We all get busy sometimes and need to spend some time away from the house. When you have to leave the dog alone overnight, there are several factors you must consider:
- Neighborhood night activity levels
- Dog temperament and training
- Feeding times and potty breaks
- Exercise and dog’s activity levels
- Dog’s age and health condition
- Socialization and presence of other animals in the house
- Separation anxiety
If you determine that you can or have to leave your dog alone, follow these steps to ensure the dog’s calmness and safety:
A tired dog is a restful dog. If you can, take your dog on multiple runs in the late afternoon and early evening. Make time throughout the day to engage in playful activities such as chase and tug of war.
If you can’t do vigorous exercise, take your dog on a long leisurely walk. Choose areas with flowers and birds. The natural scents and the sights of birds will excite and mentally stimulate the dog. Mental stimulation is one sure way of helping dogs sleep better and easier.
Food and Water
Throughout the day ensure your dog has enough food and water in their bowl. The all-day vigorous exercise should help improve the dog’s appetite. You can stop feeding the dog about an hour before you leave.
If you have an automated food dispenser, then you can set it to release food about an hour before you get back home. Otherwise, the dog should survive comfortably overnight without hav9ing to eat if it has eaten well during the day.
From the moment you first get your dog you should start training them to understand that you may frequently leave them alone. More importantly, the dog should know that you will always return.

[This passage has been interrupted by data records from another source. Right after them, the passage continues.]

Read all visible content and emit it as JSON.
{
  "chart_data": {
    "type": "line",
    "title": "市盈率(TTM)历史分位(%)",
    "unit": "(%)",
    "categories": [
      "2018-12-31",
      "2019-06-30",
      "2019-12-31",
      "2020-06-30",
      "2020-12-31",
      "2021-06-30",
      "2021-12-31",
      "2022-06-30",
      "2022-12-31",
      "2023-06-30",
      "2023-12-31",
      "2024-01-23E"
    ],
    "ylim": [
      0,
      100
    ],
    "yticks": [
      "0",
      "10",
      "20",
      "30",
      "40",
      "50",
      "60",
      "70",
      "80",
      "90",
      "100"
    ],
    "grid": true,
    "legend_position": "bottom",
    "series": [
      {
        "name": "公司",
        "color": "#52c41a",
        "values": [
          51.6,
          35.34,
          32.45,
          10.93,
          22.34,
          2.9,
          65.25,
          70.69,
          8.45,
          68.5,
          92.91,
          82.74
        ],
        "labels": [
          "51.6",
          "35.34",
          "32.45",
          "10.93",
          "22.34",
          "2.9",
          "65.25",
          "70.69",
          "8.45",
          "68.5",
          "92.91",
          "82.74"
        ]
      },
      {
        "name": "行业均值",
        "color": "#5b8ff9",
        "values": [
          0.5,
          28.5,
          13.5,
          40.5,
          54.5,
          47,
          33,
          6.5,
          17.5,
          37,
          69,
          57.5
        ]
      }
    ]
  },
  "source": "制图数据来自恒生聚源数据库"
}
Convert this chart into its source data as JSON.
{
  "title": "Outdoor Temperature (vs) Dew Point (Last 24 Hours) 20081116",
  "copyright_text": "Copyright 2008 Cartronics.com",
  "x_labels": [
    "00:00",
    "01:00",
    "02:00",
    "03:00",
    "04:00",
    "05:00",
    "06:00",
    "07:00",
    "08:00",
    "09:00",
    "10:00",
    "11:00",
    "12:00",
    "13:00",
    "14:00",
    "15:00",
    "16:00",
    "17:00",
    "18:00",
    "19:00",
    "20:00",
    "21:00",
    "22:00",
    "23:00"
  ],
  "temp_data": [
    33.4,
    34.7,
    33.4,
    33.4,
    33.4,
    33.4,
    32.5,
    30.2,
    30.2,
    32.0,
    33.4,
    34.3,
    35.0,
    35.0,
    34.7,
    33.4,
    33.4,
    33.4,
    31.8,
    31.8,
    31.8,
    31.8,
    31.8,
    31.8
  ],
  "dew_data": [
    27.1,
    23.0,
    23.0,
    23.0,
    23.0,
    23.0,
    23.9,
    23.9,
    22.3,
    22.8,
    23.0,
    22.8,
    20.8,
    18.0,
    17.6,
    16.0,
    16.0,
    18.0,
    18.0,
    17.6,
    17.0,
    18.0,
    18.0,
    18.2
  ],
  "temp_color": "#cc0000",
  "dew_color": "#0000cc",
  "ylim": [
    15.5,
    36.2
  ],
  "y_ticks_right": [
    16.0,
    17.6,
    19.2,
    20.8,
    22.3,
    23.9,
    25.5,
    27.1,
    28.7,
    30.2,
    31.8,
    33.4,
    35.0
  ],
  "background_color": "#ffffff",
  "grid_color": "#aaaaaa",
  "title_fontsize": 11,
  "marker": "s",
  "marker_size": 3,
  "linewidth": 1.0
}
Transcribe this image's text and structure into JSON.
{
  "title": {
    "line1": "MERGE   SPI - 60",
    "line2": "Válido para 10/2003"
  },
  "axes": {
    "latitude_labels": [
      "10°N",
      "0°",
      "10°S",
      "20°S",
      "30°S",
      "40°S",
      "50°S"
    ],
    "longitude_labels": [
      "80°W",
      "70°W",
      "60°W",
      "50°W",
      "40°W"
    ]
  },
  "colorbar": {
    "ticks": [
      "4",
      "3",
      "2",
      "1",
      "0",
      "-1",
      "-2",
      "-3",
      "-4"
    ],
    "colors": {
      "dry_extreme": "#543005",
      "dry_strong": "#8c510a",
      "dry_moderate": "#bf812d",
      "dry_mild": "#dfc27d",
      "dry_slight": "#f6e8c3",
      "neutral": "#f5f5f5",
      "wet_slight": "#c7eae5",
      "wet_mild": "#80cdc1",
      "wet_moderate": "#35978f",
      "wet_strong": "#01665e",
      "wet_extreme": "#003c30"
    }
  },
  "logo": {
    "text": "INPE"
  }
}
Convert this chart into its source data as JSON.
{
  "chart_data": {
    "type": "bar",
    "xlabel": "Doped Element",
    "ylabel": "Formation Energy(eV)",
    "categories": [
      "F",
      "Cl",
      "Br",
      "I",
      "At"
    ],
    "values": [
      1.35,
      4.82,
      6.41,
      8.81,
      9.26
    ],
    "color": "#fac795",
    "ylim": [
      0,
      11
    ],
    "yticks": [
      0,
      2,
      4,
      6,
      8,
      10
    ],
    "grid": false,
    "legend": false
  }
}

Start by leaving the dog for short periods, then gradually increase your time away. If you have never left the dog on their own before and have lived with them for months or years, training might take much longer.
In the beginning, avoid giving your dog free rein in your absence. Limit their space to a balcony or one locked room. Choose a room where they spend lots of time. However, do not leash the dogs. They can accidentally strangle themselves in your absence.
Avoid leaving the dog in a room with a street-facing window. Otherwise, the dog might bark at all moving vehicles. Similarly, avoid rooms where the dog can hear neighbors moving along corridors or the elevator doors opening and closing.
To cancel out external noises, switch on the TV. There are dedicated Dog TV channels and YouTube channels to intrigue the dog’s senses. Don’t set the TV on too loud. Dogs have great hearing plus you don’t want to disturb any neighbors. A low volume should be sufficient to mask external sounds.